Metadata
- Source
- KETTLE-31
- Type
- Bug
- Priority
- Major
- Status
- Resolved
- Resolution
- Fixed
- Assignee
- Antranig Basman
- Reporter
- Antranig Basman
- Created
2015-01-08T20:05:44.555-0500 - Updated
2016-05-25T18:56:49.533-0400 - Versions
- N/A
- Fixed Versions
- N/A
- Component
- N/A
Description
The current JSON parse rejection block in the dataSource's filter chain is faulty. In fact it is already highlighted as untested - reading as follows:
} catch (err) { // TODO: no test for this branch
togo = fluid.promise();
togo.reject({
isError: true,
error: err
});
}
This strategy has several faults -
i) the "err" object as a whole appears to fail to serialise as JSON, being some native piece of rubbish. In fact when sent to JSON.stringify, it simply becomes {}. If we instead send err.message we at least get its minimal diagnostics rather than nothing at all -
ii) the minimal diagnostics supplied by JSON.stringify are really no help to users, of the form "Unexpected token \n" etc. We should just declare a dependency on the same version of jsonlint that grunt-jsonlint uses and get some sensible diagnostics out of it by asking it to reparse the data in the event of an error.

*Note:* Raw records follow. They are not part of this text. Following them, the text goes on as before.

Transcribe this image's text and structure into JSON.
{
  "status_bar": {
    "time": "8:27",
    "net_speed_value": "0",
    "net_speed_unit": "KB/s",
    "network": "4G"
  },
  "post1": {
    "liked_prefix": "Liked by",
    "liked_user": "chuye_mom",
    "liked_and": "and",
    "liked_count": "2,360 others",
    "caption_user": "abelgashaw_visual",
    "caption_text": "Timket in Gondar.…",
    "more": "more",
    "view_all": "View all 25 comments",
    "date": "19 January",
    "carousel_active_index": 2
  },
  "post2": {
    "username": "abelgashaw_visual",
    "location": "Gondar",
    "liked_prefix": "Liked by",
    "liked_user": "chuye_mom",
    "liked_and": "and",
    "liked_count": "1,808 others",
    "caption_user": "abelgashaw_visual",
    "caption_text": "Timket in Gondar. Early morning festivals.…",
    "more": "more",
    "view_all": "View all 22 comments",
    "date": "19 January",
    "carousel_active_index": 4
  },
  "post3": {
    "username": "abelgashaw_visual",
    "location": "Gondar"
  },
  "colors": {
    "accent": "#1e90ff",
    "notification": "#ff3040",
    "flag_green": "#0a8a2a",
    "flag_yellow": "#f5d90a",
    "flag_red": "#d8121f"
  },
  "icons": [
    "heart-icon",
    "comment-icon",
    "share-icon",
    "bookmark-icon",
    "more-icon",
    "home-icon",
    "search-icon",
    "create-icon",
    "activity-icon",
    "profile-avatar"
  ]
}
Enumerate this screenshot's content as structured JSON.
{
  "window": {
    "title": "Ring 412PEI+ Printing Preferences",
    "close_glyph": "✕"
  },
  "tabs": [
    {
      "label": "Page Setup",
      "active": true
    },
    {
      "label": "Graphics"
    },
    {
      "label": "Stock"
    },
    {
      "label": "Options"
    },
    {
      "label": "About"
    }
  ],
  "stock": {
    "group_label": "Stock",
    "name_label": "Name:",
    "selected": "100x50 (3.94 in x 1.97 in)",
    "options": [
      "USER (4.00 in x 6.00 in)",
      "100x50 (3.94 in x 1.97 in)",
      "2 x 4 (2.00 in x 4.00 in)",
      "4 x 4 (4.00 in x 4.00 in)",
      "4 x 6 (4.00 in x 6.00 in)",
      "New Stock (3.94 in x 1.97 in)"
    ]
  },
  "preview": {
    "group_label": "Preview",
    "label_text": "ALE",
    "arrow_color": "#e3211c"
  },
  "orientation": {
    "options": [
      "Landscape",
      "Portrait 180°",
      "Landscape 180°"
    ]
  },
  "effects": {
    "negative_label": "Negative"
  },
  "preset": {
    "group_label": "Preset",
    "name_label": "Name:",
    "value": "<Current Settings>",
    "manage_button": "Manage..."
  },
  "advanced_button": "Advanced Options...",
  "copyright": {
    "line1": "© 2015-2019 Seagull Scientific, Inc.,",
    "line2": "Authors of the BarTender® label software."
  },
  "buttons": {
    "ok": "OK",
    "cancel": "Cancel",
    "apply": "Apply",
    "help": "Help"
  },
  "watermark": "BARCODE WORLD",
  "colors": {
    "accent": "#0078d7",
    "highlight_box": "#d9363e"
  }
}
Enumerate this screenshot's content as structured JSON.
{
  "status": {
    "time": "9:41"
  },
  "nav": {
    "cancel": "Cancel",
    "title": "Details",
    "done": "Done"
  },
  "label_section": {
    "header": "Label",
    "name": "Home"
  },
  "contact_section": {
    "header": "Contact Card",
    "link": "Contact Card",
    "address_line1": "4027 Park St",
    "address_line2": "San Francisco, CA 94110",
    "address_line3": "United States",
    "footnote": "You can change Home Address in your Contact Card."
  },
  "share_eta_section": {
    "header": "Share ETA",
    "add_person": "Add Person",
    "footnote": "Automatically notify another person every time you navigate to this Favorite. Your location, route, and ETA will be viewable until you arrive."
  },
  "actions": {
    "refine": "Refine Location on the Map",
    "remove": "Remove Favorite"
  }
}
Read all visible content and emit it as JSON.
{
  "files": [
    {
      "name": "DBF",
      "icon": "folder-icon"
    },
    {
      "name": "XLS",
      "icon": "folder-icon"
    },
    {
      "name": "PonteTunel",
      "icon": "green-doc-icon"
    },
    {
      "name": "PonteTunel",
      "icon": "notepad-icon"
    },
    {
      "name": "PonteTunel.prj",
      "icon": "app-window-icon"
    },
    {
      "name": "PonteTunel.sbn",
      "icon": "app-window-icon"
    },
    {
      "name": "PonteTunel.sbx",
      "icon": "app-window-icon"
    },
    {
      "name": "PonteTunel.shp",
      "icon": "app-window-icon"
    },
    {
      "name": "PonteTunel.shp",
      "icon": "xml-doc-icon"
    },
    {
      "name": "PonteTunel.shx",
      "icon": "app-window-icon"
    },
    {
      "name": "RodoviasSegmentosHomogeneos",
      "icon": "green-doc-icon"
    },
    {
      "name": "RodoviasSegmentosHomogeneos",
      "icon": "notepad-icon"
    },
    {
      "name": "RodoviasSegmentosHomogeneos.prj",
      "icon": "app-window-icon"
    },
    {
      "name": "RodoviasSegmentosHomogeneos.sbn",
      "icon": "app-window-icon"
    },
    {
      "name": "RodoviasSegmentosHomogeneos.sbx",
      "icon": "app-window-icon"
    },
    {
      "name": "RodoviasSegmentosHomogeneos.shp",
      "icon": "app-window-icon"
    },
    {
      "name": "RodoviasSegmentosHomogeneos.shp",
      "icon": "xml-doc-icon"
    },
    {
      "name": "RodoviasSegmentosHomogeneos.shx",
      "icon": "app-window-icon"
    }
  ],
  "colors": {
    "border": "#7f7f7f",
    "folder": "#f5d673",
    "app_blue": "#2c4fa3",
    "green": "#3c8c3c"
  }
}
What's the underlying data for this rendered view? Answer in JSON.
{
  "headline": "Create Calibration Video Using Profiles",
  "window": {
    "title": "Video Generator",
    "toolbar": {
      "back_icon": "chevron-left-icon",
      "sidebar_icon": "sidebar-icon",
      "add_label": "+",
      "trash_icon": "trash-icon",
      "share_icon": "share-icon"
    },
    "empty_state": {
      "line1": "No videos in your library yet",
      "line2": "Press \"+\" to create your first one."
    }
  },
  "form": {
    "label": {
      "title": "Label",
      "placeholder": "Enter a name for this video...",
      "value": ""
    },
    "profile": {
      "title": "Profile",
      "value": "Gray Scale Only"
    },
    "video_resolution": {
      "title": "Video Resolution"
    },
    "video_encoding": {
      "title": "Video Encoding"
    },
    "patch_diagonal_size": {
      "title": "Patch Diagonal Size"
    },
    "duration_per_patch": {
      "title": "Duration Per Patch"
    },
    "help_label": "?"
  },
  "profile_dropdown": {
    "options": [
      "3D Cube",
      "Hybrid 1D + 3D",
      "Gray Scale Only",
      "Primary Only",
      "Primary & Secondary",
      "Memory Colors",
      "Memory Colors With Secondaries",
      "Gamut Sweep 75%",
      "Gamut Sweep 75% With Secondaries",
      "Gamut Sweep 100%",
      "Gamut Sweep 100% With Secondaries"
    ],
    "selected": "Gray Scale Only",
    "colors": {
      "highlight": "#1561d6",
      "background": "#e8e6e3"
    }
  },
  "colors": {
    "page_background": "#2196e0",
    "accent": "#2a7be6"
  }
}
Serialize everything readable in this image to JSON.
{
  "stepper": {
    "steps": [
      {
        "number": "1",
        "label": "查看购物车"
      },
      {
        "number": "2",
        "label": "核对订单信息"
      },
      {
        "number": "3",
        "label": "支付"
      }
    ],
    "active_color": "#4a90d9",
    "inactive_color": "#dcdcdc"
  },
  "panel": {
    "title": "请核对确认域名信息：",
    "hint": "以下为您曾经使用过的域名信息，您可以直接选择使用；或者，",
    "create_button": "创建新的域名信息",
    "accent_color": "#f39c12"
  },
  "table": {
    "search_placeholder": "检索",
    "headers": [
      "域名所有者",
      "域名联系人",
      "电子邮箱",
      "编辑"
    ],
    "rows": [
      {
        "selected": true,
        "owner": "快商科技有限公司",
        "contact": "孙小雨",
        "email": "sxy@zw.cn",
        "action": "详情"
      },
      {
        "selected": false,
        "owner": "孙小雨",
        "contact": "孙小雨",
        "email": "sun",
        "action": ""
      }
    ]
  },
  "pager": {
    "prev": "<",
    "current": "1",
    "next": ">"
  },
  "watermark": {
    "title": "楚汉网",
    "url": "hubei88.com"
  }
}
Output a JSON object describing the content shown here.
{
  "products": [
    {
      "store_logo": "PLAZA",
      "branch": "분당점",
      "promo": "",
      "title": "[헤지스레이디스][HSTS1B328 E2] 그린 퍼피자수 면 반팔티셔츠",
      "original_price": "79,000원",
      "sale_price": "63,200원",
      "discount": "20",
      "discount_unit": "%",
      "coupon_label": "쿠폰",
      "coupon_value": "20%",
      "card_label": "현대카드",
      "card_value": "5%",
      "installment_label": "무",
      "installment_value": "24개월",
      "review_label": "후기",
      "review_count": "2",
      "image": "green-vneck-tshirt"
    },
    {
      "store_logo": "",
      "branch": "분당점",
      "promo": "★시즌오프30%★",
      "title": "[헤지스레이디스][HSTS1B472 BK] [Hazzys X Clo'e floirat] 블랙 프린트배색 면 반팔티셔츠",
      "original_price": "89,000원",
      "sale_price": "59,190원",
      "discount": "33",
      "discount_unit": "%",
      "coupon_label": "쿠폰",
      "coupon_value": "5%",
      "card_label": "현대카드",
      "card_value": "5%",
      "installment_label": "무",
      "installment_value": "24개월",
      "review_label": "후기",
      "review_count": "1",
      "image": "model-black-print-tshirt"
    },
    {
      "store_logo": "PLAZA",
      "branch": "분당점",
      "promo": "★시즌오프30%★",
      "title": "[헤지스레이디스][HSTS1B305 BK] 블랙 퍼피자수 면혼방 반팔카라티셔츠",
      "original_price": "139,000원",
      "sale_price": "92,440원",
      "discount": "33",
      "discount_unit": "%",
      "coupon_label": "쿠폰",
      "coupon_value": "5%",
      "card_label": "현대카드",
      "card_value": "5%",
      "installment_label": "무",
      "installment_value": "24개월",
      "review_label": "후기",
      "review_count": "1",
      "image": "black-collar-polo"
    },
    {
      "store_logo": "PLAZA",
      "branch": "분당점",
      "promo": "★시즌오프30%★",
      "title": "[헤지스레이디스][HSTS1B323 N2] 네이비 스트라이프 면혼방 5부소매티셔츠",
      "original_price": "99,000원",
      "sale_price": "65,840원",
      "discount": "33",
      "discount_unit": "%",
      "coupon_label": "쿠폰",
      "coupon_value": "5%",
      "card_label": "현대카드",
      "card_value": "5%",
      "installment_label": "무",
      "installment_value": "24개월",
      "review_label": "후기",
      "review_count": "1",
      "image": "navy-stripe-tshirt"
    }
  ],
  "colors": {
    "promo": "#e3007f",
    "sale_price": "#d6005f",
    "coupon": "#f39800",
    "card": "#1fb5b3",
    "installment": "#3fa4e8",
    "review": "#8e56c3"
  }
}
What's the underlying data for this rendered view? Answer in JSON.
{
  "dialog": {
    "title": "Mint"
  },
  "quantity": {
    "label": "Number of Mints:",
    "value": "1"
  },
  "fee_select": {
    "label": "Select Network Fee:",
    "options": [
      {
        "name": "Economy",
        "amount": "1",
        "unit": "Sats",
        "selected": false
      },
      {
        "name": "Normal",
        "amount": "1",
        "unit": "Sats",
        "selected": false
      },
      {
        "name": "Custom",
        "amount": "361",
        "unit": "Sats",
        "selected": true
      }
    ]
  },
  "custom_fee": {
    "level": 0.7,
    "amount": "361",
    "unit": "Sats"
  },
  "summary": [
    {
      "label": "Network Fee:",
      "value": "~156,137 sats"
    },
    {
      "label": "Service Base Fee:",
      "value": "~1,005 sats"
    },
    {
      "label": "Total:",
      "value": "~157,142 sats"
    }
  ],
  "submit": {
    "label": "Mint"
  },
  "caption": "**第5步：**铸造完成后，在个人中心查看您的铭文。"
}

iii) the better diagnostics themselves will be of little help without being told WHICH file has failed to parse.
This is where the standard promise semantics for reporting failure reveal themselves as completely faulty. In the old-fashioned exception handling world, one would have the ability to "catch and rewrap" an exception in order to add detail to it on the way out. In a promise chain, the code which might perform this wrapping has vanished off the stack long ago. In the core framework, we use an "activity stack" for this purpose but of course this also only can handle synchronous root causes of failure. We need to construct a new kind of structure when we are operating fluid.promise.sequence - in that the "task API" really needs to return a composite structure - firstly the promise accepting a value from the previous task, and secondly a "rejection wrapper" which can be used to contextualise any rejection which is emitted by a following task.
There appears to be no native standard for such rejection wrapping semantics, since the promoters of promises are kids who don't care about readable diagnostics - the standard appears to be for a composite promise rejection to simply reject with exactly the same rejection argument as the first rejector.
It appears that all of this logic really needs to be baked into fluid.promise.sequence which provides another really good motivation for its current "core + strategy" architecture.